Looking for other management tasks related to rights protection? Check out Managing Information Rights Management.
Prerequisites
- An AD RMS cluster is installed in the Active Directory forest.
- The Federated Delivery mailbox has been added to the AD RMS super users group. For instructions, see Add a Federated Delivery Mailbox to the AD RMS Super Users Group.
Use the Shell to enable IRM in Outlook Web App
You need to be assigned permissions before you can perform this procedure. To see what permissions you need, see the "Rights protection" entry in the Messaging Policy and Compliance Permissions topic.
Note
You can't use the EMC to enable IRM in Outlook Web App.
This example enables IRM in Outlook Web App. In Exchange 2010, the OWAEnabled parameter is set to $true by default. Also, to enable IRM in Outlook Web App, you're only required to add the Federated Delivery mailbox to the super users group configured on your AD RMS server.
Set-IRMConfiguration -OWAEnabled $true
For detailed syntax and parameter information, see Set-IRMConfiguration.

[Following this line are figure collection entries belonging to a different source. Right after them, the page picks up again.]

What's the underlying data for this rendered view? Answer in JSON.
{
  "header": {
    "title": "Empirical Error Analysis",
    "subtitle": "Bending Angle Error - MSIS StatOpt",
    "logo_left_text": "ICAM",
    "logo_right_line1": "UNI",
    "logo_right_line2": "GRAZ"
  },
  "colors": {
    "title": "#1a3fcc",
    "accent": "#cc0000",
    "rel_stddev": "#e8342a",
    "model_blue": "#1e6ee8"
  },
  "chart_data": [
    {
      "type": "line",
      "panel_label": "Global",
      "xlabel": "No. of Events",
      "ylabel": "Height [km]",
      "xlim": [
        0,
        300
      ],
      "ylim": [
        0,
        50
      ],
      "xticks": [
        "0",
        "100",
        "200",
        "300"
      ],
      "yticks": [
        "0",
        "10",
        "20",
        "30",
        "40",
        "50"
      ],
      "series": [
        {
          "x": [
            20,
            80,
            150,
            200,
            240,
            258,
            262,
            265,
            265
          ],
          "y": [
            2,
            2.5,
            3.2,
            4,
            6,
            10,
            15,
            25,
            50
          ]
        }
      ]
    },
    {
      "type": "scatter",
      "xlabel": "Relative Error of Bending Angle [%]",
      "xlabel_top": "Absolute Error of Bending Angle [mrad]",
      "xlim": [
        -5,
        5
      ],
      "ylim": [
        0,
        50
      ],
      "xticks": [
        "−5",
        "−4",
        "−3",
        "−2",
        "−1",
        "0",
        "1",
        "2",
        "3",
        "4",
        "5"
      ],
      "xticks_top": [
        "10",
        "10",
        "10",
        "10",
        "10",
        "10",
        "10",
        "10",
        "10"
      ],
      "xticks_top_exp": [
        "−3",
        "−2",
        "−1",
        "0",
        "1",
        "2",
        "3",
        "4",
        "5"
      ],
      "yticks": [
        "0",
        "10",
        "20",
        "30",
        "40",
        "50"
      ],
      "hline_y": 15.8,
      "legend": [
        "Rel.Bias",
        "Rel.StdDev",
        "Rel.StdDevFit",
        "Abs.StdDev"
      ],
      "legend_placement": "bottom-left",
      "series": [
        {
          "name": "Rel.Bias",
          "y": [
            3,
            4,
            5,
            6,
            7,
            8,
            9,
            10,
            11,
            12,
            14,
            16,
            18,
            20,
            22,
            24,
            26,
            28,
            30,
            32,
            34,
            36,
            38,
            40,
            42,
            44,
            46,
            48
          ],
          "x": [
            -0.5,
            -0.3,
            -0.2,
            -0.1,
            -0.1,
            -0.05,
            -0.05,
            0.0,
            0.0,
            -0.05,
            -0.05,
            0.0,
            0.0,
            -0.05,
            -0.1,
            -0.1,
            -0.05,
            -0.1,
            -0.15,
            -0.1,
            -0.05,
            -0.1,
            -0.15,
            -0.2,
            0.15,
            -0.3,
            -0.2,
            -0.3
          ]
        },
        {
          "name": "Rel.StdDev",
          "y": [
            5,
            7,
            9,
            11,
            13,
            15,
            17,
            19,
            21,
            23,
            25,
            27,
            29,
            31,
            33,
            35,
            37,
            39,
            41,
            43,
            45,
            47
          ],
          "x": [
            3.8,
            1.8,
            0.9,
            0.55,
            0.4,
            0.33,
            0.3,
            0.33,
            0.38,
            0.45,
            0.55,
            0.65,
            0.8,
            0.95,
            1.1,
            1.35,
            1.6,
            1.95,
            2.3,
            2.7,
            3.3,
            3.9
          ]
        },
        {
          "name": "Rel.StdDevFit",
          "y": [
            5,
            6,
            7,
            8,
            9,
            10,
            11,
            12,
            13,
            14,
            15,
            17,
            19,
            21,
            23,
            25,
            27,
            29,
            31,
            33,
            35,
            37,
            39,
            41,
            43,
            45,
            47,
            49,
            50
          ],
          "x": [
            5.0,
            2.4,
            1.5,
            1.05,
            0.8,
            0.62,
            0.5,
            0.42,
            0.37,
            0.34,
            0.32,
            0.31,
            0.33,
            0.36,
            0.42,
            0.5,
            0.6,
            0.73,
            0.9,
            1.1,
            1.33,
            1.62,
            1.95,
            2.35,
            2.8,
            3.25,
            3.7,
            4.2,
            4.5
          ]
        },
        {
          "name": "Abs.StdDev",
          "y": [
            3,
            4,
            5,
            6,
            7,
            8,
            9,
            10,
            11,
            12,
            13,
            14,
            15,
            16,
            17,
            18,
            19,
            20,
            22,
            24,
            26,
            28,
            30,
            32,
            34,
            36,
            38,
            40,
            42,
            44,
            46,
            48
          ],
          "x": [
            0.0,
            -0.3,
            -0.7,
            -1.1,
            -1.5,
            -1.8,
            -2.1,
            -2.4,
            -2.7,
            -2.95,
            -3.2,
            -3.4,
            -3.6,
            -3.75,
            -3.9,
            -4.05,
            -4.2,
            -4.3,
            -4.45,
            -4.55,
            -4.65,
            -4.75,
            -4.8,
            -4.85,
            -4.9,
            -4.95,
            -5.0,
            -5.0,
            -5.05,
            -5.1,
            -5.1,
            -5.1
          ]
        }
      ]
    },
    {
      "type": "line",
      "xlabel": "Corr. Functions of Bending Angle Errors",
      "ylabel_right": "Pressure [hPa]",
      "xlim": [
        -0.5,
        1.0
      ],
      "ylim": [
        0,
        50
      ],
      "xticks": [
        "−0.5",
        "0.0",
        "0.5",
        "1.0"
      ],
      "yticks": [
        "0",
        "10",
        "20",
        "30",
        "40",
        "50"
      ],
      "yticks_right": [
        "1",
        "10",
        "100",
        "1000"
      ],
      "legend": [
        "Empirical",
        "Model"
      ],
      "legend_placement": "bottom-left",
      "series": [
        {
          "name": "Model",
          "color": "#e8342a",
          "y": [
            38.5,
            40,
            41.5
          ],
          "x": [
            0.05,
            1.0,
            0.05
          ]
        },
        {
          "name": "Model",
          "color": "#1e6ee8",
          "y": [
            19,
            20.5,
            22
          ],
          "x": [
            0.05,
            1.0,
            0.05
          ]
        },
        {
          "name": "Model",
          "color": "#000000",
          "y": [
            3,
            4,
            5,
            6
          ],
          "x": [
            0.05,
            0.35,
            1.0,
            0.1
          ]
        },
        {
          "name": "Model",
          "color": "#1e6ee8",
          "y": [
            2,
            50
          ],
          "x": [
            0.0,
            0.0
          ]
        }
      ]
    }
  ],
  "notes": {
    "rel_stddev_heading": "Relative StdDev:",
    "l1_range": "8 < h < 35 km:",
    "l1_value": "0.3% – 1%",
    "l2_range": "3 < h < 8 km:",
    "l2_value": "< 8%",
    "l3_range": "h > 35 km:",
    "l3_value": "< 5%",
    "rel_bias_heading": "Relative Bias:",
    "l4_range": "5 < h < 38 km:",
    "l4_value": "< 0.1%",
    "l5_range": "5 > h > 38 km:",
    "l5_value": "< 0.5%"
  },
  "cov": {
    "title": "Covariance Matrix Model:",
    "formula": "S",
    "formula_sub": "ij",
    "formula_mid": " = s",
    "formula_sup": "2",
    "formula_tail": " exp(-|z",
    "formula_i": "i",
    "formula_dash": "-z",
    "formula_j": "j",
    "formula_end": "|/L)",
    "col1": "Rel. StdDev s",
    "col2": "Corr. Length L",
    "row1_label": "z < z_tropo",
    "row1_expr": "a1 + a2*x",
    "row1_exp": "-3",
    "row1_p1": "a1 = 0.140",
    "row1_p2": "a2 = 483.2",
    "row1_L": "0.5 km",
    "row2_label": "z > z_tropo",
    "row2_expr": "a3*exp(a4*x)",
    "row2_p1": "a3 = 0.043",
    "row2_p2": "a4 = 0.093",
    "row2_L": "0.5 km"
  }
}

Use the Shell to disable IRM in Outlook Web App
You need to be assigned permissions before you can perform this procedure. To see what permissions you need, see the "Rights protection" entry in the Messaging Policy and Compliance Permissions topic.
Note
You can't use the EMC to disable IRM in Outlook Web App.
This example disables IRM in Outlook Web App for an Exchange 2010 organization.
Set-IRMConfiguration -OWAEnabled $false
For detailed syntax and parameter information, see Set-IRMConfiguration.
Other Tasks
After you enable IRM in Outlook Web App, you may also want to create a transport protection rule. For detailed steps, see Create a Transport Protection Rule.